We have witnessed the transition from the African diet that is characterized by high fiber, low fat and low sugar to a more Westernized diet characterized by high fat, high sugar and low fiber. This consequently leads to rise in lifestyle diseases such as diabetes, hypertension, gout and to some extent cancer. Some of the plants genetic make-up have also been altered such as the African nightshade (Managu). The traditional one was bitter and had small sized leaves while the modern one has large leaves and it is not bitter. In fact, it is absolutely tasteless. The nutritional value of such plants is low compared to the traditional ones.We also noted that some of the processed foods like the packed maize flour is fortified with some nutrients and vitamins. He wondered why they would promote adding artificial nutrients instead of advocating for a more diverse diet to cater for any nutrient losses or the lack there of in their end products. It is crystal clear that Agriculture has evolved since the ancient times of hunting and gathering to acquire food, to crop cultivation and mechanization. This has seen tremendous growth in the sector, not only in Kenya but the entire world. Traditionally, farmers would acquire seeds through saving the best seed from season to season, exchanging with other farmers and through seed banking. As time changed, so did these practices. The changing climatic conditions enhance development of the seed technology. The introduction of hybrid seeds acquired through commercial seed system has lessened the practice of seed saving and exchange. Seed is the basis of any agricultural activity. The commercialization of seed with little regard to traditional seeds that were adapted to particular environments has resulted in a paradigm shift in agriculture.
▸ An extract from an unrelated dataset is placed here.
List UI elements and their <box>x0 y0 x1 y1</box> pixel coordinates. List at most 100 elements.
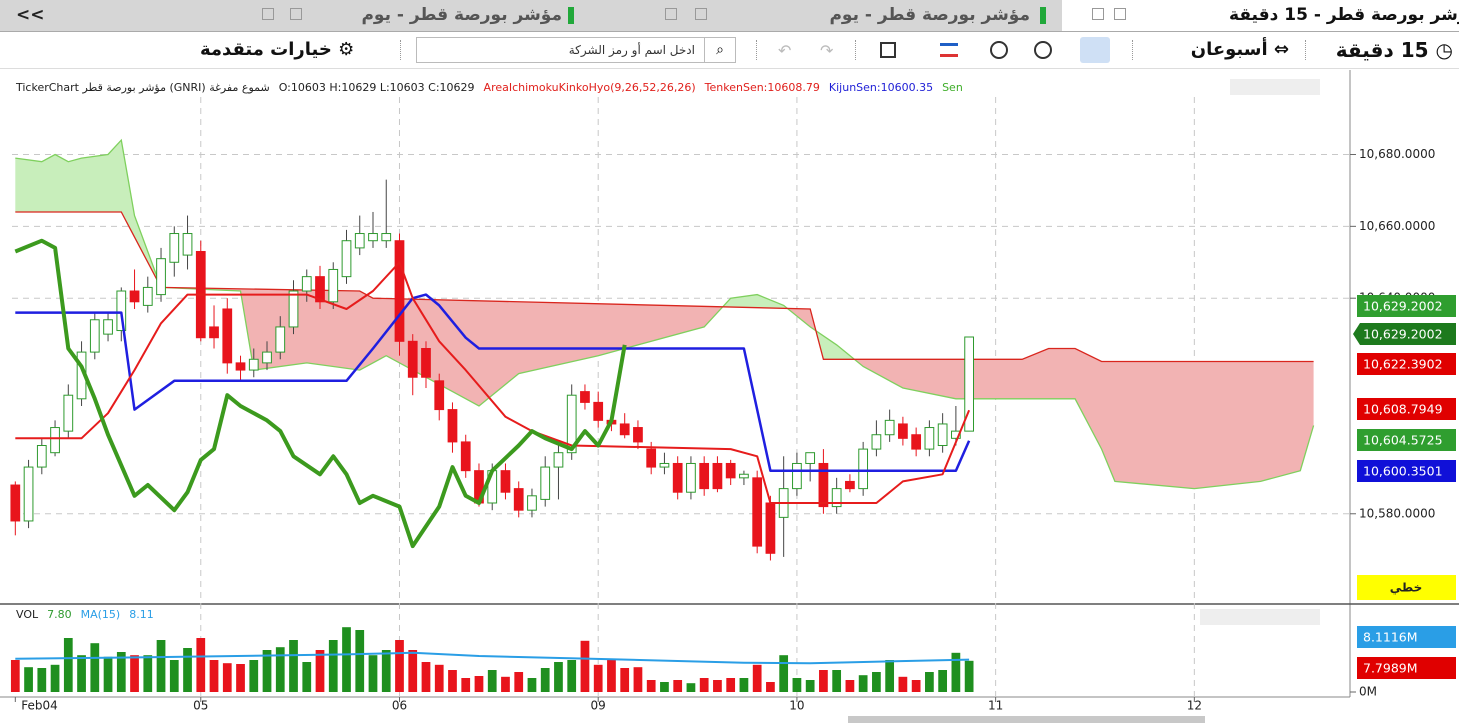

After posing a few questions to my other relatives on the existing agricultural policies, I realized that they were not aware of them. It was now clear that farmers particularly those within rural areas are not aware and are not involved in the making of the new agricultural policies that have been put in place.

It raises concern as to who should be the focus while making and implementing agricultural policies. Is it the technocrats whose idea is to gain control over the essential thing- the seeds, the society elites who are too busy with money making ideas or the farmer who can provide historical details of how agriculture has evolved?